- Theatrical release poster
- Perinbaba a dva svety
- Directed by: Juraj Jakubisko
- Written by: Juraj Jakubisko
- Produced by: Deana Horváthová
- Starring: Lukáš Frlajs Valerie Kaplanová Giulietta Masina (digital likeness)
- Cinematography: Ján Ďuriš
- Edited by: Ondřej Šošolík
- Music by: Ondřej Soukup Jan Jirásek Petr Hapka
- Production companies: J&J Jakubisko Film
- Distributed by: Bontonfilm
- Release dates: 7 December 2023 (Slovakia and Czechia);
- Running time: 106 minutes
- Countries: Slovakia Czechia
- Language: Slovak

= Perinbaba: Two Realms =

Perinbaba: Two Realms is the 2023 sequel of the 1985 Czechoslovak fairy tale movie The Feather Fairy. It is the final movie of the Slovak director Juraj Jakubisko. The movie was in making for over ten years. The premiere was repeatedly delayed due to the COVID-19 pandemic and eventually took place in December 2023, nine months after Jakubisko's death.

==Plot==
Lukáš, a young man with a little dog, seeking happiness and joy, embarks on a journey into the world. His godmother, the celestial being Perinbaba, watches over him. He arrives late to the fairytale land of abundance where Perinbaba guides him. The once prosperous kingdom is now cursed. The magical ram has vanished, and where cakes once grew on trees, ignorance, fear, and apprehension now reign.

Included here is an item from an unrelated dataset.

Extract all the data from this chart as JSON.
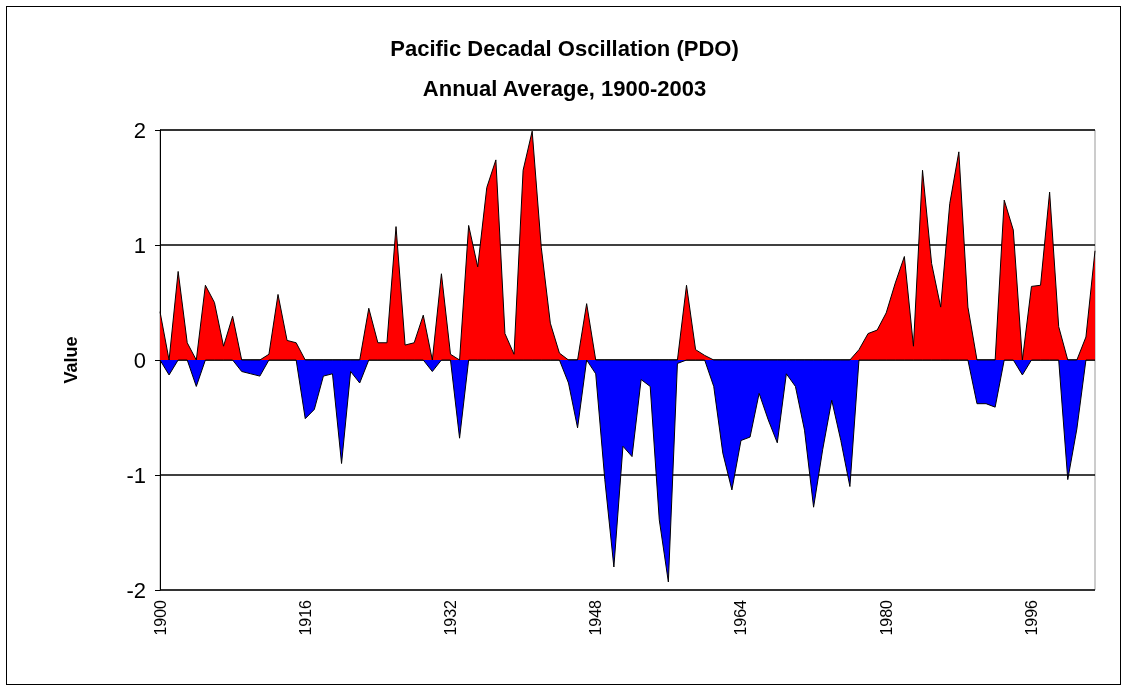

Courageous and determined, Lukáš vows to break the curse. However, he is ultimately forced to choose between what his heart desires most: wealth or love.

==Cast==
- Lukáš Frlajs – Lukáš
- Valéria Frištik – Lucia
- Giulietta Masina – Perinbaba (digitally altered archive footage)
- Ivan Romančík
- René Štúr
- Daniel Nekonečný
- Andrea Verešová
- Darija Pavlovičová
- Sabina Skalická
- Ľubomír Paulovič
==Production==
The filming of the movie started in February 2017 after a long period of preparation and took over two years to finish. The film was shot in the Eastern Slovakia localities of Prešov, Kežmarok, Gelnica and Podbiel. The film crew was over 100 people strong and involved more than 300 extras.

==Release==
The movie premiered on 7 December 2023 simultaneously in Czechia and Slovakia. The distribution company Bontonfilm released the movie in the record number of 101 cinemas all around the two countries.

==Critical reception==
The movie was poorly received by critics. According to Michal Korec writing for kinema.sk, children, the movie's primary audience, are not able to follow complicated narrative of the film and were seeing leaving the room in the middle of the movie during its premiere. Mirka Spáčilová of Mladá fronta Dnes likewise characterized the movie as "chaotic", although she praised its visuals.

==Box office==
In spite of the poor reviews, Perinbaba: Two Realms was a commercial success in Slovakia. It attracted the record number of over 50,000 viewers in Slovak cinemas, beating both Oppenheimer and Barbie for the most viewed movie of 2023. Nonetheless, the Czech audience largely snubbed the movie, with only about 20,000 Czech viewers coming to see it.